If you couple that plain fact with the well-known history of government oppression throughout the millennia of organized human existence, one would think that a people able to limit the powers of the government… would.

— xPraetorius


12 thoughts on “Something We’ve SAID Many, Many Times…

  1. I’m sorry,… can you perhaps illustrate how our government, or any of its institutions, have oppressed you personally? Is this all about someone told you to wear a mask.. get a vaccine… and that’s your statement of political oppression?

    1. Sure I can. So can millions of others. Though it’d be irrelevant whether or not I’m personally oppressed, if millions of others are.

      Such a silly mistake always to assume that I’m writing from personal negative experience. Why can’t someone write about and care about things that are wrong with the country, period? The things that affect many others?

      The answer is, of course, he or she can.


      — x

    2. Also… the topic of the original essay outlines the oppression in question, and that would have been vaccine mandates.

      Since those mandates were NOT imposed on me and others, because that particular oppression was not allowed to go forward, your question is irrelevant. 🙂


      — x

  2. The U.S. is being governed by the administrative state and until this is vastly reformed we will continue to slide in to larger and more oppressive government squeezing out our individual liberties. Rules and regulations are administered by these behemoth, unaccountable agencies with no legislative process. The horrid OSHA vaccine mandates is a prime example. Thank God the Constitution won the day and but the vote was too close. The fact that almost half the Supreme Court wanted to keep it in place is frankly frightening.

    1. “The fact that almost half the Supreme Court wanted to keep it in place is frankly frightening.”

      So well said, Tricia!

      I DO have a modest proposal. Do you like OSHA’s organizing principle? I kind of do. So, devolve OSHA to the states.

      Over a period of five years: cut the OSHA budget by 1/5th of the original amount and return those monies to the states in the proportion that the state contributes taxes to the government.

      If the state likes OSHA-like stuff, let them set one up in their state. After five years FEDERAL OSHA will be gone, and the states will have had five years to decide how they want to implement OSHA’s core functions in their state. Or not.
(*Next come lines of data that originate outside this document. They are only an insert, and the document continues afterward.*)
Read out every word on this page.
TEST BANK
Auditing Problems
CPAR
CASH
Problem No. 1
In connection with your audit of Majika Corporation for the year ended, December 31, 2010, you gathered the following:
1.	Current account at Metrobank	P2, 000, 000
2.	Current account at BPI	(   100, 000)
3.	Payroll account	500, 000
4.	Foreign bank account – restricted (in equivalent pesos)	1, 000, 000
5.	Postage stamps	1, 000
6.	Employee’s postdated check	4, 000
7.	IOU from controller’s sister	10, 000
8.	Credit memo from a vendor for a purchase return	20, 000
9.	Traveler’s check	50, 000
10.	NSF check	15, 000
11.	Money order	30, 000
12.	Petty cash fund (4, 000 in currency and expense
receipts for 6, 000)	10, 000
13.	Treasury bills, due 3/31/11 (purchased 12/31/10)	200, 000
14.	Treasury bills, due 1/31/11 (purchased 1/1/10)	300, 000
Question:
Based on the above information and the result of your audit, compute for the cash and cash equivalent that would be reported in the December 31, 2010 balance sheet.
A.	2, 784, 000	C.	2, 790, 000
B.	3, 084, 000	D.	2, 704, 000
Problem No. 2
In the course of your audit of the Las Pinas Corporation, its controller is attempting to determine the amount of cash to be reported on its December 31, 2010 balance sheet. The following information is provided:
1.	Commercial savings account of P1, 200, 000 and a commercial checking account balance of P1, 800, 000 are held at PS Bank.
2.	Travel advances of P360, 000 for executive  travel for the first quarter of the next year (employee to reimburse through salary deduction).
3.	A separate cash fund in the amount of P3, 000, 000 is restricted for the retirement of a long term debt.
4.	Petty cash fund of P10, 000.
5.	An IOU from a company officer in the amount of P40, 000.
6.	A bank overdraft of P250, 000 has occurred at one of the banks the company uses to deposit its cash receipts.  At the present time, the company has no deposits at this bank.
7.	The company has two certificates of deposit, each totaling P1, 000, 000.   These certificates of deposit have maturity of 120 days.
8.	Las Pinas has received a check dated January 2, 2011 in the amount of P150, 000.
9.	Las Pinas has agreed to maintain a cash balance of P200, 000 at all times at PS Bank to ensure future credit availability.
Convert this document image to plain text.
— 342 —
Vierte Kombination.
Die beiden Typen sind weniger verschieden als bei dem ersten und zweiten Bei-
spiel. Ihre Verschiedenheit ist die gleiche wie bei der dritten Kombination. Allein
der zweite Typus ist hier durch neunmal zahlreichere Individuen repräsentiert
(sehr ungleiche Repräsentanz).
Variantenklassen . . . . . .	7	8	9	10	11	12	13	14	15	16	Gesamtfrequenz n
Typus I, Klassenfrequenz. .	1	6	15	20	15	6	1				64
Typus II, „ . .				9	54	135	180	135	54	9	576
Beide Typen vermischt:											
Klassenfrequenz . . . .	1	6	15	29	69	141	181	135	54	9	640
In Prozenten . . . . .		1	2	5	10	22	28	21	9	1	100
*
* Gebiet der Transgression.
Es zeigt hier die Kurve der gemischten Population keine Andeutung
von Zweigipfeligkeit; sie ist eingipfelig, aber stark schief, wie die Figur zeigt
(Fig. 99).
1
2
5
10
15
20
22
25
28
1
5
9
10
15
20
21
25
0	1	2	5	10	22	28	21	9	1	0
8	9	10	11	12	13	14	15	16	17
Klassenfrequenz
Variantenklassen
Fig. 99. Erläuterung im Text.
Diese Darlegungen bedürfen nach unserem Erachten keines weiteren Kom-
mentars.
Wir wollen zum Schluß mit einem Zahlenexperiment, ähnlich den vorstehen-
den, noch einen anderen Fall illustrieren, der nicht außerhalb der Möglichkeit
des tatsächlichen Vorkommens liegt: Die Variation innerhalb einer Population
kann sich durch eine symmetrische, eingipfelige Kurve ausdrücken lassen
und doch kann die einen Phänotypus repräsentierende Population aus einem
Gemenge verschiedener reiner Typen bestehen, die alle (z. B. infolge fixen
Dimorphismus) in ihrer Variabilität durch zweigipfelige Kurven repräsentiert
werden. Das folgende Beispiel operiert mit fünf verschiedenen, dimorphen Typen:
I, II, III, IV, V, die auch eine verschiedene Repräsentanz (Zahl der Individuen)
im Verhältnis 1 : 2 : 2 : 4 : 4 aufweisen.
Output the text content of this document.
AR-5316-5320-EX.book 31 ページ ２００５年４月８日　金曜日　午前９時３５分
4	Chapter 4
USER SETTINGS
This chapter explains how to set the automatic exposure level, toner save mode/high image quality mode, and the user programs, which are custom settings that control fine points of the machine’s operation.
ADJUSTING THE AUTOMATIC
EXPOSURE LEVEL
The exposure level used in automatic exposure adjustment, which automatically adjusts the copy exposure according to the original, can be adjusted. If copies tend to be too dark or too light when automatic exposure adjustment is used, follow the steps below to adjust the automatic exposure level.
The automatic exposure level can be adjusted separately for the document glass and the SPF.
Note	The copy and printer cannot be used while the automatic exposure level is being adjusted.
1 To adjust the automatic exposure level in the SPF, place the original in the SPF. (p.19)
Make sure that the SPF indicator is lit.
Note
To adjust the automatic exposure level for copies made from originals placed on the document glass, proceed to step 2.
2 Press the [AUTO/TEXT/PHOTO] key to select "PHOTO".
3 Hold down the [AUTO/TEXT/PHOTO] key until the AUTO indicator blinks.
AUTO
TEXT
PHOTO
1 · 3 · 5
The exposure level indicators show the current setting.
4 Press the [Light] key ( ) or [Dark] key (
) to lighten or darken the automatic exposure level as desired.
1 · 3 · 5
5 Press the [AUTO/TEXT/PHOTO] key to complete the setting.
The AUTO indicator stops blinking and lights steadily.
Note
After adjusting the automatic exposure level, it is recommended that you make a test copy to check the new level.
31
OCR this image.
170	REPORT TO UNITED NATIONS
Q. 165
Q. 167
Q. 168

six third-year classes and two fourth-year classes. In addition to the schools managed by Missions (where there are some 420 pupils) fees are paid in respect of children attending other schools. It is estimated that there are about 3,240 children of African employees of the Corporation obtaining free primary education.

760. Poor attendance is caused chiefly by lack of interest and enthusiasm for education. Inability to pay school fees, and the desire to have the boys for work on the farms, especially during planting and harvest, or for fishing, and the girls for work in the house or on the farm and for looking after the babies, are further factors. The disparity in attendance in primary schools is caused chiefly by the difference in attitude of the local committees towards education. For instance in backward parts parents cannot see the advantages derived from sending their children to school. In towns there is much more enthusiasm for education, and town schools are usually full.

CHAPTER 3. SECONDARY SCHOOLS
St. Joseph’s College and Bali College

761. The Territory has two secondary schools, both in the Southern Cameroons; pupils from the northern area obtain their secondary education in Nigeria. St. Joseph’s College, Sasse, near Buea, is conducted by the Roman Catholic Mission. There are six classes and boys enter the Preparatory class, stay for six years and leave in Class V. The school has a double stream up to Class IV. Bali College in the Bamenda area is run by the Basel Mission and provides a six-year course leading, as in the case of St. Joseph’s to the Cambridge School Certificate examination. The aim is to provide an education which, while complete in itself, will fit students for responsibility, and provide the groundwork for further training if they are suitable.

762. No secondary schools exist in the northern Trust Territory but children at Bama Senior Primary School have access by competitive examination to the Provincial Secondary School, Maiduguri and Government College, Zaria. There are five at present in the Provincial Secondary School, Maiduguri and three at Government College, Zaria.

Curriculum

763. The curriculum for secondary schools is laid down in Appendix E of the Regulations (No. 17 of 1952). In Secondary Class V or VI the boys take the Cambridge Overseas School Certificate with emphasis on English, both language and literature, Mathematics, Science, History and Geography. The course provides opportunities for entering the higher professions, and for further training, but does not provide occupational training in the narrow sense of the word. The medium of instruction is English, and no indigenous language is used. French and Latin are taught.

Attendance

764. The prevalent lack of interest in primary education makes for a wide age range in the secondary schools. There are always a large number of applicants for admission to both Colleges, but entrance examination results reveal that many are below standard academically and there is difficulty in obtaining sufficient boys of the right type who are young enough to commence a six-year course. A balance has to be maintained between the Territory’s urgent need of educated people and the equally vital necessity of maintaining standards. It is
      Do this with the DOE, the Dept. of Commerce, the DEP, and all federal-level entitlement programs. Let each state decide to what extent they wish to implement all these things in their states.


      — x

      1. Love your solution to federal OSHA overreach x, just perfect! In CA we actually have something called CAL OSHA but of course they just add more regulations in ADDITION to the fed OSHA. Would be great if each state had their own, if they wanted to and left things at that. If people wanted more regs, they can move to states that offer them and vice versa.

    1. Nope. Just like rules in baseball, or tennis, or ping pong, or soccer aren’t oppression.

      One has to be able to establish a balance, and one has to know where the lines are between a social contract that makes sense, and overly strict constraints on people’s actions. And one has to be able to make rational choices to eschew the overly strict constraints.

      I’ve read a bunch of your stuff at your blog, and you’re obviously not able to make rational choices.


      — x

      1. Very good. Most care only for their own opinion. It’s the main reason I follow certain Trumpian Conservative blogs myself. A form of keeping tabs on current opinion. Plus I don’t necessarily relish blog echo chambers, even if my own… although the online friendships are valuable.
        As to your conclusion regarding having read any of my “stuff”… we can certainly agree that neither of us can make rational choices.

        1. I make rational choices all the time. It’s how I evolved from a nitwit of an anarcho-Trotskyist to a free market Conservative.

          The ability to see where I’d made half-witted choices and conclusions afforded me the necessary humility to admit that no one ought to have the right to make too many choices for anyone else.